While recovery efforts were being conducted, lawsuits flew around among the salvors, the State of California, and numismatic experts. California took the legal position that it owned the rights to the wreck and everything located close to its shores. As the state had enacted a broad law granting it these rights to "historical shipwrecks", it fought the salvor's claims of ownership. Although every judge along the way disagreed with California's position, a number of states with similar interests joined in the legal battle. Finally, the U.S. Supreme Court in 1998 unanimously held that existing federal law held precedence, declared the state's law(s) unconstitutional, and ruled for the salvors. However, California officials told DSR that they would take the fight up again to the Supreme Court on the facts, and the state received 20 percent of the recovered gold in a final settlement, as well as ownership of the wreck itself.

In the first legally-recognized sale of all of the salvors' gold discovered from a sunken treasure ship, more than 500 bidders attended the auction of DSR's gold coins on May 29, 1999, in Los Angeles. The sale of its 1006 coins fetched a total of $6.3 million.

Meanwhile, another debate had broken out over the authenticity of the gold bars recovered in the 1930s and sold in 1974. Numismatic experts attacked each other over the authenticity of the bars in a rare public controversy at the 1999 American Numismatic Association's annual convention. This also resulted in litigation.

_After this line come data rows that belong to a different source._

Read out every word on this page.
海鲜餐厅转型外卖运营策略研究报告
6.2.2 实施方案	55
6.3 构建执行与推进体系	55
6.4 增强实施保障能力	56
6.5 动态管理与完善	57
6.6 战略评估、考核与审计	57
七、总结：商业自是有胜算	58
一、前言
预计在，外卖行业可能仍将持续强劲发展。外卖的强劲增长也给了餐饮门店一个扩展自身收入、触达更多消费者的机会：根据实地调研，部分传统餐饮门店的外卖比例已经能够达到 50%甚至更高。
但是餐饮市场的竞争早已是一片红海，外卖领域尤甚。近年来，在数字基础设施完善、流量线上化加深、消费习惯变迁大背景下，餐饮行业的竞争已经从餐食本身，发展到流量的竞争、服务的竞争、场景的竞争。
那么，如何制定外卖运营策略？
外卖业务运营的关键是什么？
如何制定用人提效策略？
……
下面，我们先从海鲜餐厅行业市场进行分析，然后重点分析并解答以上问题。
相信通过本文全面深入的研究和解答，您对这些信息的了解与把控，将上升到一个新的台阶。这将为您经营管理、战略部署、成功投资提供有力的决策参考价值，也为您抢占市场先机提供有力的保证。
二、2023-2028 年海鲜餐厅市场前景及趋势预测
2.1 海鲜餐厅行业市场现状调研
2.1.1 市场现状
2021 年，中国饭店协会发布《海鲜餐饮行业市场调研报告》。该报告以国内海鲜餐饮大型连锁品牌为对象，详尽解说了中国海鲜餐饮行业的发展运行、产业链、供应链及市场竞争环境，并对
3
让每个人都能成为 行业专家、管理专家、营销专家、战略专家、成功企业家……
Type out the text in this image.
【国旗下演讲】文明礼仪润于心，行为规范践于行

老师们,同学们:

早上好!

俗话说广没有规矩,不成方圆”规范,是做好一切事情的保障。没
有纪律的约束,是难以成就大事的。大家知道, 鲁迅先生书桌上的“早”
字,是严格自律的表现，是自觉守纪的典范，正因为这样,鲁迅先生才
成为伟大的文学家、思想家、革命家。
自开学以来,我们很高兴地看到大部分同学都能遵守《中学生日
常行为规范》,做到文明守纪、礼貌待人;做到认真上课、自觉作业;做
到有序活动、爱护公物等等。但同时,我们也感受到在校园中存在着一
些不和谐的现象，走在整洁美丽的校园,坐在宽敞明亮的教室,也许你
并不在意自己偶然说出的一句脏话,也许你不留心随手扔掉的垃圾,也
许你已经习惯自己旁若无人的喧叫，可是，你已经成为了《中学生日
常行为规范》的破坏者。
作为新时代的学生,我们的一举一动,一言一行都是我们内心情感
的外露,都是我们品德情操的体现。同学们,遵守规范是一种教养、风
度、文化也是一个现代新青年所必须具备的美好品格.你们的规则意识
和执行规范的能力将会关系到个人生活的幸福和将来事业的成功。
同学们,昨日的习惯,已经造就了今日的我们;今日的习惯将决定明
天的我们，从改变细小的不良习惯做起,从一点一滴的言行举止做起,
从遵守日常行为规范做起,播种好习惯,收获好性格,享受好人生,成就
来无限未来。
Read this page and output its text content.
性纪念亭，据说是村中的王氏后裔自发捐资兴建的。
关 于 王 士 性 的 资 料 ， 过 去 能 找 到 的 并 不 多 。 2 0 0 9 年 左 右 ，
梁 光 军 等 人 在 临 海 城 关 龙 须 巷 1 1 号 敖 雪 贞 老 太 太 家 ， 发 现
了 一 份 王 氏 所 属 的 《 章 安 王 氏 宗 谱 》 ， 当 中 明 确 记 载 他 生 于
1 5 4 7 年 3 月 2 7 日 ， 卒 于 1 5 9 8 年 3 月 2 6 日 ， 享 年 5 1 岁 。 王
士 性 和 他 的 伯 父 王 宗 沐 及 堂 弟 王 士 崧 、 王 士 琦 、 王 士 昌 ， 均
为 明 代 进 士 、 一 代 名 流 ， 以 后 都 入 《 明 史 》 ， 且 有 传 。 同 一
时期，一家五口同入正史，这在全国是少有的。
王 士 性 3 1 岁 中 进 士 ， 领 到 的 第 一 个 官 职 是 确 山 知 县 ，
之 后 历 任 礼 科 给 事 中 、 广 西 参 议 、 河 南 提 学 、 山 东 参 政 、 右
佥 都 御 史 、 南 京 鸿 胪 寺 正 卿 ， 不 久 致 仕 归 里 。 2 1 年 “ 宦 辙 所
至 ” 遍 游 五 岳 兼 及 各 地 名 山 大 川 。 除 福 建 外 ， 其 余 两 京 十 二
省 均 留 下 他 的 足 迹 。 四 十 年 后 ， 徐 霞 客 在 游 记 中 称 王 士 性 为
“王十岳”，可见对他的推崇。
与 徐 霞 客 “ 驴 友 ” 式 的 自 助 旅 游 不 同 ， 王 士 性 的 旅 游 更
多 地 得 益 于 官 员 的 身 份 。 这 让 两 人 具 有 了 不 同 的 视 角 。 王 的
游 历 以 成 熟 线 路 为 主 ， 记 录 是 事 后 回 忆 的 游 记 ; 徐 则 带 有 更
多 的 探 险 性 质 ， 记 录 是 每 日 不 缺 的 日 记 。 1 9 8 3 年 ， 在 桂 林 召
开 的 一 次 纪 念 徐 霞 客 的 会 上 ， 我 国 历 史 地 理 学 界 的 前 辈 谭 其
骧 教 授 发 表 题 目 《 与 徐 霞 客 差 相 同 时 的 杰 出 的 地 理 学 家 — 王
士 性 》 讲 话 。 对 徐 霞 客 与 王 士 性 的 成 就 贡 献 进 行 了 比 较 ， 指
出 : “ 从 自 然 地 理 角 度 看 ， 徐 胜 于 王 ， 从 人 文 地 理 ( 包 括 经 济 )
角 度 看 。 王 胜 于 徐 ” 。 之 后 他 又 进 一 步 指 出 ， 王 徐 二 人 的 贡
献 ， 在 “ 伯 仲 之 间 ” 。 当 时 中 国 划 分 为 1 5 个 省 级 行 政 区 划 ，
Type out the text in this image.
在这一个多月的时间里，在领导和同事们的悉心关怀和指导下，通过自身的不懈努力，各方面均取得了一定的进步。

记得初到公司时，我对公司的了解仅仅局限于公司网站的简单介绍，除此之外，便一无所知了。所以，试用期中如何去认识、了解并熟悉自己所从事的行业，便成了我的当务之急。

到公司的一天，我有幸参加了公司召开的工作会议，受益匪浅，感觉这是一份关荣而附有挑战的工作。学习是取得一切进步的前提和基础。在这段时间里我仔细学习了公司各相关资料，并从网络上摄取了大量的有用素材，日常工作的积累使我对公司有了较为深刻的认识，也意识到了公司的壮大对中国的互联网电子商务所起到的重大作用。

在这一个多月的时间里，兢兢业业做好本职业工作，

BrotherJonathan-Cemetery Crescent City, CA
The Brother Jonathan Cemetery and Memorial in Crescent City, California

As a result of the shipwreck, laws were passed to improve passenger-ship safety, including the ability of lifeboats to be launched from a sinking ship.

It also resulted in approval to build the St. George Reef Lighthouse, though construction was not completed until 1892.

A memorial for the deceased, registered as California Historical Landmark No. 541, sits at Brother Jonathan Vista Point in Crescent City. The shipwreck is listed in the National Register of Historic Places.

Deep Sea Research set up a conservation lab for the recovered artifacts that was run by the local historical society in Crescent City, the Del Norte County Historical Society. The salvors also hired national experts including numismatists Robert R. Johnson, Ronald F. Umile, and Konstantin Balter to work with the volunteers in these efforts. This small historical society has been refurbishing and maintaining the artifacts, as well as having an exhibit on Brother Jonathan's demise and a variety of the objects that were reclaimed. The ship's wheel can be found in a restaurant in Portland.

Despite the gold coins already discovered and brought up, crates of gold from Brother Jonathan still remain hidden and undisturbed. The large safe with its millions of dollars of jewels, gold bars, and gold was never found. The salvors estimate that four-fifths of the treasure is still waiting to be discovered—mere miles from land.

In 2010, folk music singer-songwriter John Donovan released an album entitled Bells Will Ring, a line from his song about the shipwreck entitled "Brother Jonathan".

On the 150th anniversary of the shipwreck, the Idaho Civil War Round Table held a special commemorative program honoring the victims and survivors of the tragedy where the Brother Jonathan 150th anniversary website was unveiled.